对于一个 json 文件而言,通常是一个 list,里面包含多个dict的形式存储的 samples
对于模型而言,我们需要的是,在 sample 的数量足够多时,还要能够较快地通过下标(或者key)来获取到对应的 sample 喂给模型。
# JSON EXAMPLE
j = [{'info': {'sid': 'test1'},
'words': [{'id': 'w0', 'word': u'电'.encode('utf-8')},
{'id': 'w1', 'word': u'话'.encode('utf-8')},
{'id': 'w2', 'word': '[unused10]'},
{'id': 'w3', 'word': '0'},
{'id': 'w4', 'word': '2'},
{'id': 'w5', 'word': '1'},
{'id': 'w6', 'word': '-'},
{'id': 'w7', 'word': '3'},
{'id': 'w27', 'word': '0'}],
'entities': [], 'relations': []},
{'info': {'sid': 'test2'},
'words': [{'id': 'w0', 'word': u'地'.encode('utf-8')},
{'id': 'w1', 'word': u'址'.encode('utf-8')}],
'entities': [], 'relations': []}]
我们有三种方式来进行存储:
- OneFileDB,即单文件存储,和我们平时直接读一个文件进来没有两样
- FolderDB,文件夹存储,文件夹中的每一个文件是一个 sample
- CFolderDB,加密文件夹存储,是 FolderDB 的继承类,不同点在于 sample 是加密压缩的
# 特别的,我们可以将一个json文件读入为 OneFileDB 后,
# 通过成员函数 `transfer_to_folderdb(path=)` 生成一个 FolderDB
db_of = Database('./test.json') # OneFileDB
db_f1 = db_of.transfer_to_folderdb('./test') # FolderDB
db_f2 = Database('./test') # FolderDB
db_cf = Database('./test.cfolder') # CFolderDB
这几种 DB 的使用,也是通常的写入,下标读取,遍历,获得 samples 长度等。

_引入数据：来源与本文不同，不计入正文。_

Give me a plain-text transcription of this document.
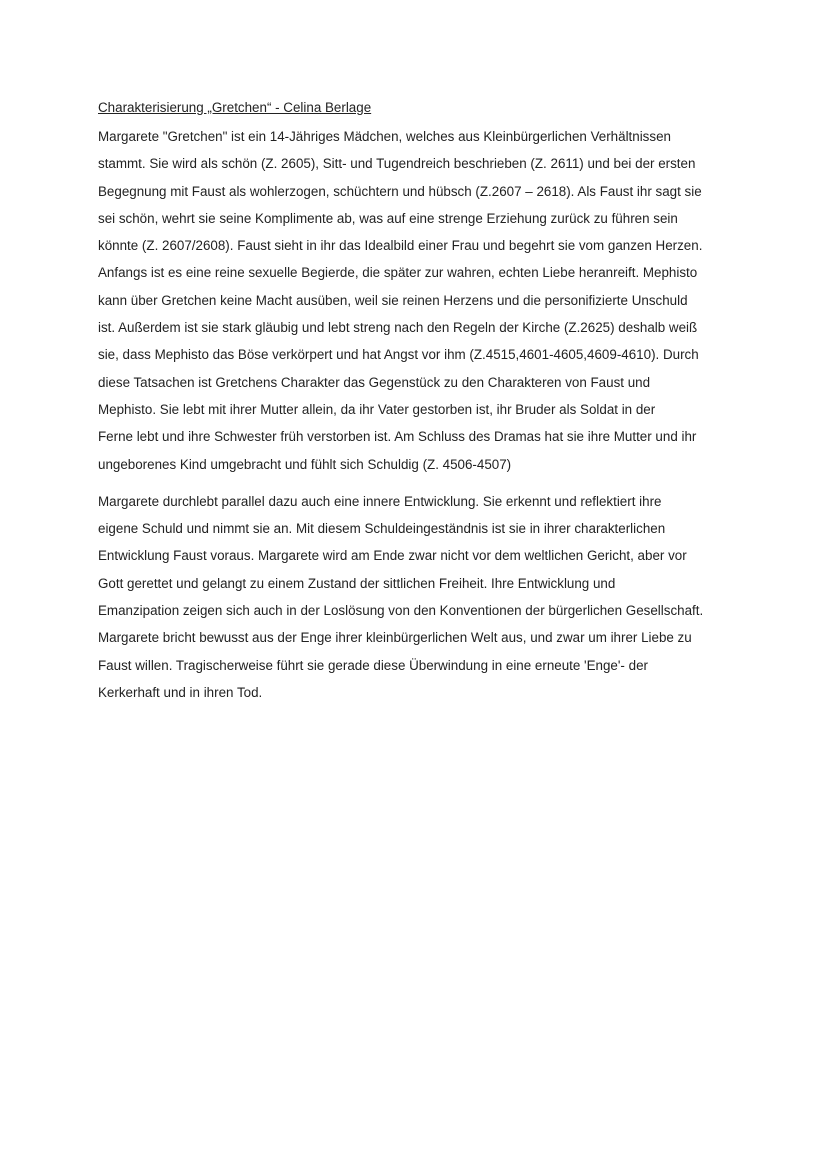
Charakterisierung „Gretchen“ - Celina Berlage
Margarete "Gretchen" ist ein 14-Jähriges Mädchen, welches aus Kleinbürgerlichen Verhältnissen
stammt. Sie wird als schön (Z. 2605), Sitt- und Tugendreich beschrieben (Z. 2611) und bei der ersten
Begegnung mit Faust als wohlerzogen, schüchtern und hübsch (Z.2607 – 2618). Als Faust ihr sagt sie
sei schön, wehrt sie seine Komplimente ab, was auf eine strenge Erziehung zurück zu führen sein
könnte (Z. 2607/2608). Faust sieht in ihr das Idealbild einer Frau und begehrt sie vom ganzen Herzen.
Anfangs ist es eine reine sexuelle Begierde, die später zur wahren, echten Liebe heranreift. Mephisto
kann über Gretchen keine Macht ausüben, weil sie reinen Herzens und die personifizierte Unschuld
ist. Außerdem ist sie stark gläubig und lebt streng nach den Regeln der Kirche (Z.2625) deshalb weiß
sie, dass Mephisto das Böse verkörpert und hat Angst vor ihm (Z.4515,4601-4605,4609-4610). Durch
diese Tatsachen ist Gretchens Charakter das Gegenstück zu den Charakteren von Faust und
Mephisto. Sie lebt mit ihrer Mutter allein, da ihr Vater gestorben ist, ihr Bruder als Soldat in der
Ferne lebt und ihre Schwester früh verstorben ist. Am Schluss des Dramas hat sie ihre Mutter und ihr
ungeborenes Kind umgebracht und fühlt sich Schuldig (Z. 4506-4507)
Margarete durchlebt parallel dazu auch eine innere Entwicklung. Sie erkennt und reflektiert ihre
eigene Schuld und nimmt sie an. Mit diesem Schuldeingeständnis ist sie in ihrer charakterlichen
Entwicklung Faust voraus. Margarete wird am Ende zwar nicht vor dem weltlichen Gericht, aber vor
Gott gerettet und gelangt zu einem Zustand der sittlichen Freiheit. Ihre Entwicklung und
Emanzipation zeigen sich auch in der Loslösung von den Konventionen der bürgerlichen Gesellschaft.
Margarete bricht bewusst aus der Enge ihrer kleinbürgerlichen Welt aus, und zwar um ihrer Liebe zu
Faust willen. Tragischerweise führt sie gerade diese Überwindung in eine erneute 'Enge'- der
Kerkerhaft und in ihren Tod.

而对于 Folder 类的 DB 来说,还有额外的 append 函数,方便其增加新的 samples。
db.write(samples=j)
db_f.append(samples=j)
for idx, item in enumerate(db):
print(idx, item)
print(db.__len__())
print(db[1])
# coding: utf-8
# ==========================================================================
# Copyright (C) 2016-2020 All rights reserved.
#
# filename : training_dbs_new.py
# origin : cyx / caoyixuan
# author : chendian / [email protected]
# date : 2020-07-21
# desc : An alternative to the original database class (multi-json).

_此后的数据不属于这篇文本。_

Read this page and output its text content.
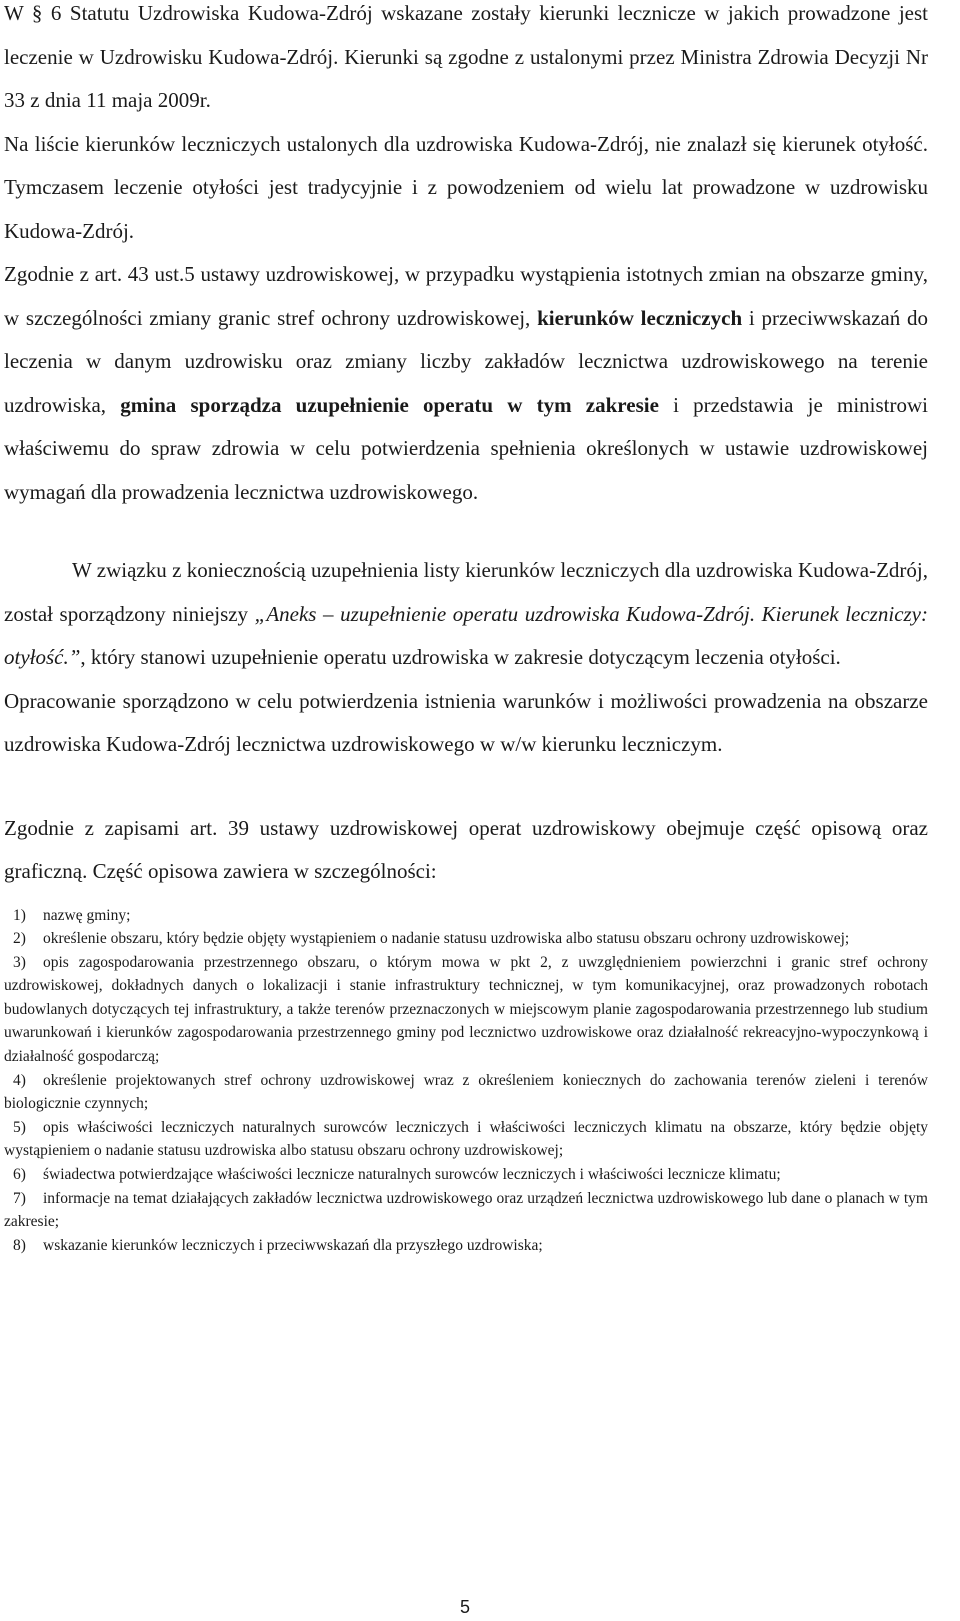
W § 6 Statutu Uzdrowiska Kudowa-Zdrój wskazane zostały kierunki lecznicze w jakich prowadzone jest leczenie w Uzdrowisku Kudowa-Zdrój. Kierunki są zgodne z ustalonymi przez Ministra Zdrowia Decyzji Nr 33 z dnia 11 maja 2009r.

Na liście kierunków leczniczych ustalonych dla uzdrowiska Kudowa-Zdrój, nie znalazł się kierunek otyłość. Tymczasem leczenie otyłości jest tradycyjnie i z powodzeniem od wielu lat prowadzone w uzdrowisku Kudowa-Zdrój.

Zgodnie z art. 43 ust.5 ustawy uzdrowiskowej, w przypadku wystąpienia istotnych zmian na obszarze gminy, w szczególności zmiany granic stref ochrony uzdrowiskowej, kierunków leczniczych i przeciwwskazań do leczenia w danym uzdrowisku oraz zmiany liczby zakładów lecznictwa uzdrowiskowego na terenie uzdrowiska, gmina sporządza uzupełnienie operatu w tym zakresie i przedstawia je ministrowi właściwemu do spraw zdrowia w celu potwierdzenia spełnienia określonych w ustawie uzdrowiskowej wymagań dla prowadzenia lecznictwa uzdrowiskowego.

W związku z koniecznością uzupełnienia listy kierunków leczniczych dla uzdrowiska Kudowa-Zdrój, został sporządzony niniejszy „Aneks – uzupełnienie operatu uzdrowiska Kudowa-Zdrój. Kierunek leczniczy: otyłość.”, który stanowi uzupełnienie operatu uzdrowiska w zakresie dotyczącym leczenia otyłości.

Opracowanie sporządzono w celu potwierdzenia istnienia warunków i możliwości prowadzenia na obszarze uzdrowiska Kudowa-Zdrój lecznictwa uzdrowiskowego w w/w kierunku leczniczym.

Zgodnie z zapisami art. 39 ustawy uzdrowiskowej operat uzdrowiskowy obejmuje część opisową oraz graficzną. Część opisowa zawiera w szczególności:

1) nazwę gminy;
2) określenie obszaru, który będzie objęty wystąpieniem o nadanie statusu uzdrowiska albo statusu obszaru ochrony uzdrowiskowej;
3) opis zagospodarowania przestrzennego obszaru, o którym mowa w pkt 2, z uwzględnieniem powierzchni i granic stref ochrony uzdrowiskowej, dokładnych danych o lokalizacji i stanie infrastruktury technicznej, w tym komunikacyjnej, oraz prowadzonych robotach budowlanych dotyczących tej infrastruktury, a także terenów przeznaczonych w miejscowym planie zagospodarowania przestrzennego lub studium uwarunkowań i kierunków zagospodarowania przestrzennego gminy pod lecznictwo uzdrowiskowe oraz działalność rekreacyjno-wypoczynkową i działalność gospodarczą;
4) określenie projektowanych stref ochrony uzdrowiskowej wraz z określeniem koniecznych do zachowania terenów zieleni i terenów biologicznie czynnych;
5) opis właściwości leczniczych naturalnych surowców leczniczych i właściwości leczniczych klimatu na obszarze, który będzie objęty wystąpieniem o nadanie statusu uzdrowiska albo statusu obszaru ochrony uzdrowiskowej;
6) świadectwa potwierdzające właściwości lecznicze naturalnych surowców leczniczych i właściwości lecznicze klimatu;
7) informacje na temat działających zakładów lecznictwa uzdrowiskowego oraz urządzeń lecznictwa uzdrowiskowego lub dane o planach w tym zakresie;
8) wskazanie kierunków leczniczych i przeciwwskazań dla przyszłego uzdrowiska;
5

# can be called as a dict or a list.
# ==========================================================================
class Database(object):
"""
A unified wrapper for OneFileDB, FolderDB
"""
def __init__(self, path, samples=None, n_samples=None, read_only=True, load_now=False):
if samples is not None:
db = OneFileDB(path, samples, n_samples=n_samples)
else:
mode = self.determine_mode(path)
logging.info('database mode: {}'.format(mode))

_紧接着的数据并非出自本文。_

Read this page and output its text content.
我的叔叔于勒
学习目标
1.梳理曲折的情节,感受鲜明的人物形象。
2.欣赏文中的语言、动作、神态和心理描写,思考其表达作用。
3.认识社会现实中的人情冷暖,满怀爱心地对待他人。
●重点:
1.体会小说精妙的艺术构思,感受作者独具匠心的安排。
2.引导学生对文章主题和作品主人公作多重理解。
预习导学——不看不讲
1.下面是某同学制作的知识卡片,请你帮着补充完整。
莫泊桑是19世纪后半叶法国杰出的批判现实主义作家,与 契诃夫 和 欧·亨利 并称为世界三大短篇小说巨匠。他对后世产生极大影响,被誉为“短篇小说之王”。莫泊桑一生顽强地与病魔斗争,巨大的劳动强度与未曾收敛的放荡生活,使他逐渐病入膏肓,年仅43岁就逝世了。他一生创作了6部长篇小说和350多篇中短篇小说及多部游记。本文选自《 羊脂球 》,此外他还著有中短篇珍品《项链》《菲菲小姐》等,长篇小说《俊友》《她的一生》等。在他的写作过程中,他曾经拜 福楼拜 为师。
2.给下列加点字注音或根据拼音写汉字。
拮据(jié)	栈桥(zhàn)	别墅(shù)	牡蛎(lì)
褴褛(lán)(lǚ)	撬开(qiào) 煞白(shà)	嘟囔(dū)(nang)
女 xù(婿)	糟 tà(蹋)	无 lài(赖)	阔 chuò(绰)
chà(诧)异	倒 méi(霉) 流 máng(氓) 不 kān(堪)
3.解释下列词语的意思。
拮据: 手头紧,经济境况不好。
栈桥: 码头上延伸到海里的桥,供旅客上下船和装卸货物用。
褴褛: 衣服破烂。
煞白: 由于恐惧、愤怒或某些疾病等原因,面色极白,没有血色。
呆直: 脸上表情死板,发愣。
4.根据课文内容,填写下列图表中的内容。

if mode == 'all_samples_one_file':
db = OneFileDB(path, samples=None, n_samples=n_samples,
read_only=read_only, load_now=load_now)
elif mode == 'one_sample_per_file':
db = FolderDB(path, n_samples=n_samples,
read_only=read_only, load_now=load_now)
elif mode == 'cfolder':
db = CFolderDB(path, n_samples=n_samples,
read_only=read_only, load_now=load_now)
else:
raise ValueError("Unknown mode: {}".format(mode))
self.db = db
self.sids = db.sids
@staticmethod
def determine_mode(label_path):
if label_path.endswith('.json'):
mode = 'all_samples_one_file'
elif label_path.endswith('.cfolder') or label_path.endswith('.cfolder/'):
mode = 'cfolder'
else: # directory path without postfix
mode = 'one_sample_per_file'
return mode
def write(self, samples):
return self.db.write(samples)
def get_by_sid(self, sid):
return self.db.get_by_sid(sid)
def __getitem__(self, item):
if isinstance(item, slice):
return self.sl(item)
return self.db[item]
def sl(self, key):
start, stop, step = key.indices(len(self))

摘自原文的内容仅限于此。